A Companhia pode não ser capaz de atender toda a demanda pelos serviços em prazos satisfatórios para seus clientes.

A Companhia tem um número limitado de máquinas e equipamentos para alocar em cada projeto em que atua. Atrasos e interrupções na fabricação e manutenção de tais equipamentos e de seus respectivos componentes e aumentos repentinos na demanda pelos serviços podem impedir a Companhia de prestar seus serviços pontualmente e de atender a todos os clientes de forma satisfatória e eficiente, por conta da ocorrência dos seguintes fatores, dentre outros:

incapacidade de calcular as necessidades dos clientes; atrasos causados pelos fornecedores; insuficiência de capacidade instalada; falhas nos equipamentos; carência de mão de obra, greves e disputas trabalhistas; falhas na prestação de serviços públicos, especialmente de energia elétrica; interrupção ou atraso no sistema de transporte dos equipamentos; alterações nas regulamentações de importação; fatores macroeconômicos; e catástrofes naturais.

Caso a Companhia não seja capaz de cumprir seus prazos, seja por problemas de sua responsabilidade, seja por motivos que fogem ao controle da administração, poderá perder a confiança dos seus clientes e, consequentemente, sofrer diminuições nas demandas por seus serviços, o que poderá afetar adversamente as operações, resultados operacionais e preço de mercado das ações da Companhia.

A Companhia está exposta ao risco de crédito de clientes.

A Companhia está sujeita ao risco de crédito dos clientes por pagamentos devidos pelo aluguel de equipamentos e a prestação de serviços. As provisões para créditos de liquidação que a Companhia constitui de tempos em tempos podem não ser suficientes para fazer frente a eventuais inadimplementos de clientes. Perdas acima das expectativas da Companhia (e, portanto, não refletidas nas provisões) podem impactar adversamente os resultados da Companhia.
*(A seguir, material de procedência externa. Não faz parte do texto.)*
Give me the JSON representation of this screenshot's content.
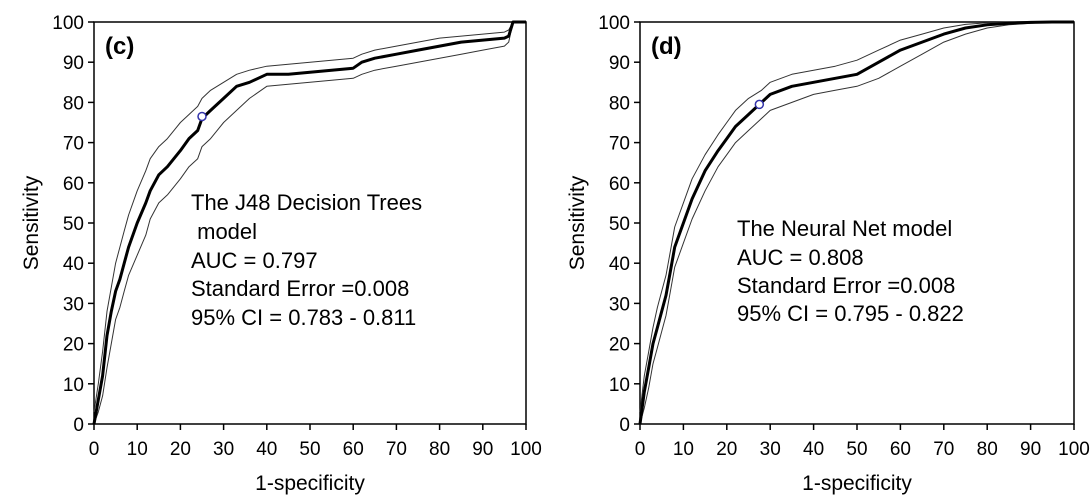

Flutuações nos preços de commodities podem afetar as decisões de investimento dos clientes diretos ou finais (e indiretos) da Companhia e os custos dos equipamentos e, consequentemente, sujeitá-la a riscos de cancelamento e atrasos nos projetos, mudanças nas datas e financiamento de novos pedidos ou perda de receita.

Preços de commodities podem afetar os clientes diretos ou finais (e indiretos) da Companhia em diversos aspectos. Por exemplo, para clientes que produzem petróleo, gás natural, cobre ou fertilizantes, flutuações nos preços de seus produtos podem ter um impacto direto em suas margens de lucro e fluxo de caixa e, consequentemente, na decisão de manter seus investimentos ou de realizar novos desembolsos de capital. Caso os clientes adiem novos investimentos e/ou cancelem ou atrasem projetos em andamento, a demanda pelos serviços da Companhia sofrerá uma redução, o que poderá ter um efeito adverso relevante nas suas operações e situação financeira. Os resultados da Companhia foram afetados em anos anteriores por cancelamentos e atrasos e poderão ser novamente prejudicados de forma significativa e imprevisível caso tais cancelamentos e/ou atrasos voltem a ocorrer, o que poderá afetar adversamente suas operações e situação financeira.

O Governo Federal exerceu e continua a exercer influência significativa sobre a economia brasileira. Esta influência, bem como as condições políticas e econômicas brasileiras, podem afetar adversamente as atividades e o valor de mercado das ações de emissão da Companhia.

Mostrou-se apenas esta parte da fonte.